Lire un More­au de cette époque, c’est se frot­ter à une langue qui, aujour­d’hui encore, est mon­strueuse, n’a rien per­du de sa force de frappe, une langue défer­lant à toute berzingue, sans répit, où tous les événe­ments rap­portés s’en­chaî­nent à un rythme fou, où l’on passe, en quelques pages, de l’en­fance de Bef­froi à l’ado­les­cence de Bef­froi, un gail­lard qui serait une entité, une force de vie intense, plutôt qu’un per­son­nage, un las­car n’ayant rien à fich­er du tiers et du quart, un tsuna­mi empor­tant tout sur son passage,le cadre sco­laire, ultra rigide, l’in­sti­tu­tion poli­cière, l’e­sprit révo­lu­tion­naire, les désirs d’un monde meilleur, etc. Car tout y passe. Tout.Rien ne résis­tant à la poussée, au ren­verse­ment, au rythme effréné de Beffroi,à sa force de destruc­tion mas­sive. Parce que Bef­froi ne croit en rien ni en per­son­ne. Parce que Bef­froi chevauche Dieu et que Dieu, quelque part, ça n’a pas de morale, ça n’a pas d’en­vies, pas de désirs. Ça n’est qu’une force, une sauvagerie planant sur le monde. À la fois ça exalte, élève et fra­casse les esprits et les corps.

Pas un, pas une n’en réchappe.

Ni les assis et les assis­es dans les bureau­cra­dos, enchaî­nant leurs corps au tra­vail, à la valeur tra­vail, ni Lau­re, l’aimée, la baisée, emportée, elle aus­si, au final, dans la tour­mente. Car More­au est logique, More­au est con­séquent : si l’on veut que le monde change, si l’on désire un monde autre, totale­ment autre, réelle­ment autre, eh bien, y a plus qu’à envoy­er paitre les cadres, les corsets, les empêcheurs de tra­vers­er la vie en ani­mal. Et ça ne va pas sans dom­mage. Rien de ce qui fait nos rela­tions humaines ne ten­ant plus la route. Ni amour. Ni empathie. Ni com­pas­sion.

Ni écri­t­ure. Ni langue.

More­au s’en explique dans les pre­mières et dernières pages du livre : ça remue ferme d’écrire des pages comme celles-là. On est emporté,exalté, dans un rythme fou, un bon­heur d’écrire à cette vitesse-là, dans cette langue-là inven­tive, se fichant bien de la gram­maire, val­sant avec les mots,lorgnant même vers la glos­so­lalie, glos­so­manie, chère à Artaud, mais faut faire gaffe tout de même : on entre, aus­si, ici, par l’écri­t­ure, par l’usage de cette langue-là, dans des zones som­bres, très som­bres, de l’e­sprit humain. Où l’on côtoie visions folles et pen­sées dévas­ta­tri­ces, sub­lime et mis­ère humaine.

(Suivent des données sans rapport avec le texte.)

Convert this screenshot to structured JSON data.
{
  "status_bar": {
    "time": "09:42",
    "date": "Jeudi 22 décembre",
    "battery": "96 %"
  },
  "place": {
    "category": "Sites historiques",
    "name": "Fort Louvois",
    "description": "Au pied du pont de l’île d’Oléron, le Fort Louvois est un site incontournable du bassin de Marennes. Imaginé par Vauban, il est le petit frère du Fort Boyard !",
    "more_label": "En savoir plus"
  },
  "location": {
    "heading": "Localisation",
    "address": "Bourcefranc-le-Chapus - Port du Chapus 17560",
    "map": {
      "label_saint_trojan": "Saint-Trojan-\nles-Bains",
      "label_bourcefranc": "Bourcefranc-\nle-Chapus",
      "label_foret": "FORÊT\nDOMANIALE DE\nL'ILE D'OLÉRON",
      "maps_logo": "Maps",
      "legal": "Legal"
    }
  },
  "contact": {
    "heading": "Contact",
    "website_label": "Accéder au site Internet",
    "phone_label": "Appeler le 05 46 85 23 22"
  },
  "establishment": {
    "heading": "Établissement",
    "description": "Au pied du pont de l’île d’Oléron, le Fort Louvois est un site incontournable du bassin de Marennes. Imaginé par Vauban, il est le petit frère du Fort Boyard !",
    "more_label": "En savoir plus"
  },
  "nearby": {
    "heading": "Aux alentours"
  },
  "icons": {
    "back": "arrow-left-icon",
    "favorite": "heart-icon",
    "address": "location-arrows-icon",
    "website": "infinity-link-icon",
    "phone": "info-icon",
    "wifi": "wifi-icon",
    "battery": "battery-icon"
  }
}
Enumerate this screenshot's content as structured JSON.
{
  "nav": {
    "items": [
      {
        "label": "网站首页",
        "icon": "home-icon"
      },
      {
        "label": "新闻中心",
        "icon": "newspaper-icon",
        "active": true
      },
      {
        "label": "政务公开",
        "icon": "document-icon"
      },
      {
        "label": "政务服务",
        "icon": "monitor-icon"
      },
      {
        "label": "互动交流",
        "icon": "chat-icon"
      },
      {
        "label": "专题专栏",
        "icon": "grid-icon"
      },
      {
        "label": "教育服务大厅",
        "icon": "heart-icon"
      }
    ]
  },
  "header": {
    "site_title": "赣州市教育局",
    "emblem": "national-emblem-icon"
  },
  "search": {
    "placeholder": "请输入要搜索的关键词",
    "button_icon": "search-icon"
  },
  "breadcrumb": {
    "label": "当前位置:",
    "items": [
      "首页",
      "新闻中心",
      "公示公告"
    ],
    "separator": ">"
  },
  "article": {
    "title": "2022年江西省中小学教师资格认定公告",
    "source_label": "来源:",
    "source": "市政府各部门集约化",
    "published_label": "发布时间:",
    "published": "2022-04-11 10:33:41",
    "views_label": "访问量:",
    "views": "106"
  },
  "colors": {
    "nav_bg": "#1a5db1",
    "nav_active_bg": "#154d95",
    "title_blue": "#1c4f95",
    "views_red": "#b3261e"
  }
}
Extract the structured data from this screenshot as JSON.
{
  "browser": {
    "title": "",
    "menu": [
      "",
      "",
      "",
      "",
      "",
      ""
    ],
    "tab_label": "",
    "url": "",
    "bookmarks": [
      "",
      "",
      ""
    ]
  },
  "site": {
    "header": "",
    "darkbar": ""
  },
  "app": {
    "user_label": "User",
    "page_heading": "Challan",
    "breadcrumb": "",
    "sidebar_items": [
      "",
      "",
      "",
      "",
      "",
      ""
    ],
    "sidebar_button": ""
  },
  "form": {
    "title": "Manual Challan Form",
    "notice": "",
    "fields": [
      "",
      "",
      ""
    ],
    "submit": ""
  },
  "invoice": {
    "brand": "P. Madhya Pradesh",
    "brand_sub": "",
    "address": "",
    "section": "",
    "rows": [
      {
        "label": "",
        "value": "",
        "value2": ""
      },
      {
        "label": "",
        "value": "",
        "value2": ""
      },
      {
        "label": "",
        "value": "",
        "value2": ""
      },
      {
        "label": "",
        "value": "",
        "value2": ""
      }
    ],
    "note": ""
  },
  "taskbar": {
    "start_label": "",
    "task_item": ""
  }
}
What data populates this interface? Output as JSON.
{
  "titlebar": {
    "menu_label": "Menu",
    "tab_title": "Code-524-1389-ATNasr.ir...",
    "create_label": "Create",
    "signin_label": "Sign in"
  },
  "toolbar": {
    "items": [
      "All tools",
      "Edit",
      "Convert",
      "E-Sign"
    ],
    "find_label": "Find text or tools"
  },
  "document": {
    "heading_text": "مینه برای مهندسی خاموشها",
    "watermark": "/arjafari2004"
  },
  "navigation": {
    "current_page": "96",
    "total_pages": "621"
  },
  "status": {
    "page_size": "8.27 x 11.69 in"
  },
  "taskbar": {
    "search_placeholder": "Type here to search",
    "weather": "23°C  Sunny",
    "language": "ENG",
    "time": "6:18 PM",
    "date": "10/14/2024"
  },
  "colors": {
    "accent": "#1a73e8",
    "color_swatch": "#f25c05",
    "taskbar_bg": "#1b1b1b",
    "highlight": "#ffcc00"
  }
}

Bref, faut le savoir : lire un More­au de cette époque, c’est pren­dre le risque de se brûler les ailes, de se frot­ter à des choses pas belles, mais c’est aus­si avoir eu des ailes, avoir volé, avoir brûlé, intensément.C’est qu’i­ci, on tutoie, inten­sé­ment, du bout de la langue, quelque chose d’ébou­rif­fant et d’u­nique en son genre. Quelque chose qui s’en­tête et qui envoûte. À nous, ensuite, de savoir quoi en faire, de cette « pen­sée mon­gole » et sauvage :en sor­tir, ou pas, repren­dre indemnes, ou pas, nos vies tran­quilles et nos révoltes actuelles.